Un jour viendra-t-il où une machine montera les marches de l’Académie Goncourt ? Où un modèle de langage, poli et sans visage, recevra l’appel de Stockholm pour le Nobel de littérature ?
La question, il y a peu, aurait fait sourire. Elle ne fait plus sourire personne. Pendant que les écrivains cherchent leurs mots, des entreprises technologiques dévorent les leurs, par millions, par tonnes. L’heure de l’inquiétude a sonné. Pour entraîner leurs modèles, certaines entreprises n’hésitent plus à acheter des livres imprimés en très grand nombre, à les numériser, puis à les détruire. Anthropic a mené une opération de cette nature, touchant jusqu’à des éditions rares ou épuisées, que nulle réimpression ne remplacera. La pratique est légale. Elle est vécue, par de nombreux auteurs et bibliophiles, comme un pillage silencieux du patrimoine écrit, un contournement des droits de ceux qui ont posé, un jour, phrase après phrase, un livre au monde.
Des documents judiciaires rendus publics dans le cadre d’une action intentée par des auteurs contre Anthropic ont révélé l’existence de ce programme, baptisé « Project Panama ». Son ambition, formulée noir sur blanc : « numériser tous les livres du monde et en détruire les originaux ». Des millions d’exemplaires devaient être achetés, débarrassés de leur reliure par des sous-traitants, passés au scanner à haute vitesse, puis jetés : leur âme de papier absorbée, leur corps détruit.

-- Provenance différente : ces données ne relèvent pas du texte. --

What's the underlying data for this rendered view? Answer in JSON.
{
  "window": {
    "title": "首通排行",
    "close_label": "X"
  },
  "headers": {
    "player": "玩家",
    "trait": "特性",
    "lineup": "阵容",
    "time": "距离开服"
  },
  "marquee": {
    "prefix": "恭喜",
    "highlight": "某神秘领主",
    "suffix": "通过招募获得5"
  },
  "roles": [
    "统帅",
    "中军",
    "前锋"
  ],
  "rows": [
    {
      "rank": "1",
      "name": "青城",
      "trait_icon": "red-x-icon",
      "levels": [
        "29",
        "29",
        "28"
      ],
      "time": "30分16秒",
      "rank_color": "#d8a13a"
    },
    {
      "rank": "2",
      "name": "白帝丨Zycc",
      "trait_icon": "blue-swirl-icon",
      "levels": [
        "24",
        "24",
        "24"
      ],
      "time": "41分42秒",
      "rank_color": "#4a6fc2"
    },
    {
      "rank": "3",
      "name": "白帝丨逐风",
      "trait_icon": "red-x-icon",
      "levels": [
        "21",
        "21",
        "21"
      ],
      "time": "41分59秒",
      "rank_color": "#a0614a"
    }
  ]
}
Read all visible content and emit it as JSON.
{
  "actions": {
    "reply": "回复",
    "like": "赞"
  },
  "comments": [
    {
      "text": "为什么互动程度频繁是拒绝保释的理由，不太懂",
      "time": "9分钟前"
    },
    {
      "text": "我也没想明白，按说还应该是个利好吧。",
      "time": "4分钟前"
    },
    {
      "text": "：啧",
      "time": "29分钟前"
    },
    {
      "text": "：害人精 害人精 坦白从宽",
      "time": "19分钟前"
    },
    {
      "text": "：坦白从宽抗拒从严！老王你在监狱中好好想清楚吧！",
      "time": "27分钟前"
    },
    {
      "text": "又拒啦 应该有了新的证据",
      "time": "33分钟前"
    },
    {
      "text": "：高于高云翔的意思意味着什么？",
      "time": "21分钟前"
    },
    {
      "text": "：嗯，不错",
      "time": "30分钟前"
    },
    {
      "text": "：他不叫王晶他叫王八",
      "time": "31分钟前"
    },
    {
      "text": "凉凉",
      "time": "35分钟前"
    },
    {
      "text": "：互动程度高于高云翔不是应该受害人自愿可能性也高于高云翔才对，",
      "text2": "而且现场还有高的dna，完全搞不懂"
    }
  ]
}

L’enquête de 404 Media a permis de suivre concrètement le parcours d’un de ces livres : une balise Apple AirTag glissée entre ses pages par un libraire spécialisé, resté anonyme, a tracé sa route de la Californie jusqu’à un entrepôt Amazon du Colorado, où des employés numérisent des ouvrages en continu. À l’entrée du bâtiment : un logo représentant un tyrannosaure dévorant un livre ouvert. L’image, presque trop parfaite, dit à elle seule ce que beaucoup ressentent.
Derrière cette course se cachent deux failles. La première est juridique : plusieurs entreprises d’IA ont déjà été poursuivies pour avoir puisé dans des bibliothèques numériques piratées. La seconde touche à la survie même de l’IA : le web se remplit de textes générés par des machines, et nourrir de nouveaux modèles avec ces contenus risque, à terme, d’appauvrir leurs propres capacités. Les livres imprimés, eux, portent encore la trace d’un travail éditorial humain, d’une pensée développée, d’un souffle narratif long, tout ce que les pages web courtes ne savent plus offrir.
Aux États-Unis, le droit d’auteur autorise le propriétaire d’un exemplaire à en disposer comme il l’entend, y compris à le détruire, selon le principe du « premier acheteur ». Certaines décisions de justice ont reconnu à la numérisation interne d’un livre légalement acquis un caractère de « fair use » transformateur. Les détracteurs y voient une hypocrisie juridique : le droit protège la forme, quand c’est le fond, le travail d’une vie, parfois qui est absorbé sans contrepartie.
Anthropic envisageait de scanner entre 500 000 et 2 millions de livres en six mois, avec un seul contractant. Des libraires interrogés aux États-Unis, au Royaume-Uni et en Europe constatent une multiplication de commandes anonymes portant sur des centaines, parfois des milliers de titres, souvent des ouvrages de non-fiction ou des livres épuisés, glanés avec une précision chirurgicale.
À quoi ressemblera la littérature quand les machines auront appris à écrire comme des écrivains talentueux ? Les statuts du Goncourt et du Nobel, aujourd’hui, ne prévoient rien de tel : ils récompensent une œuvre, une voix, une vie derrière un manuscrit. Mais les frontières bougent vite, et le vertige, lui, est déjà là.
Il ne s’agit peut-être pas encore de brandir l’épée. Mais les écrivains, confirmés ou débutants, célèbres ou inconnus, sentent bien qu’il leur faudra plus qu’une plume pour défendre ce qui a toujours été le plus intime des arts : raconter, avec des mots qui nous appartiennent, ce que c’est que d’être humain.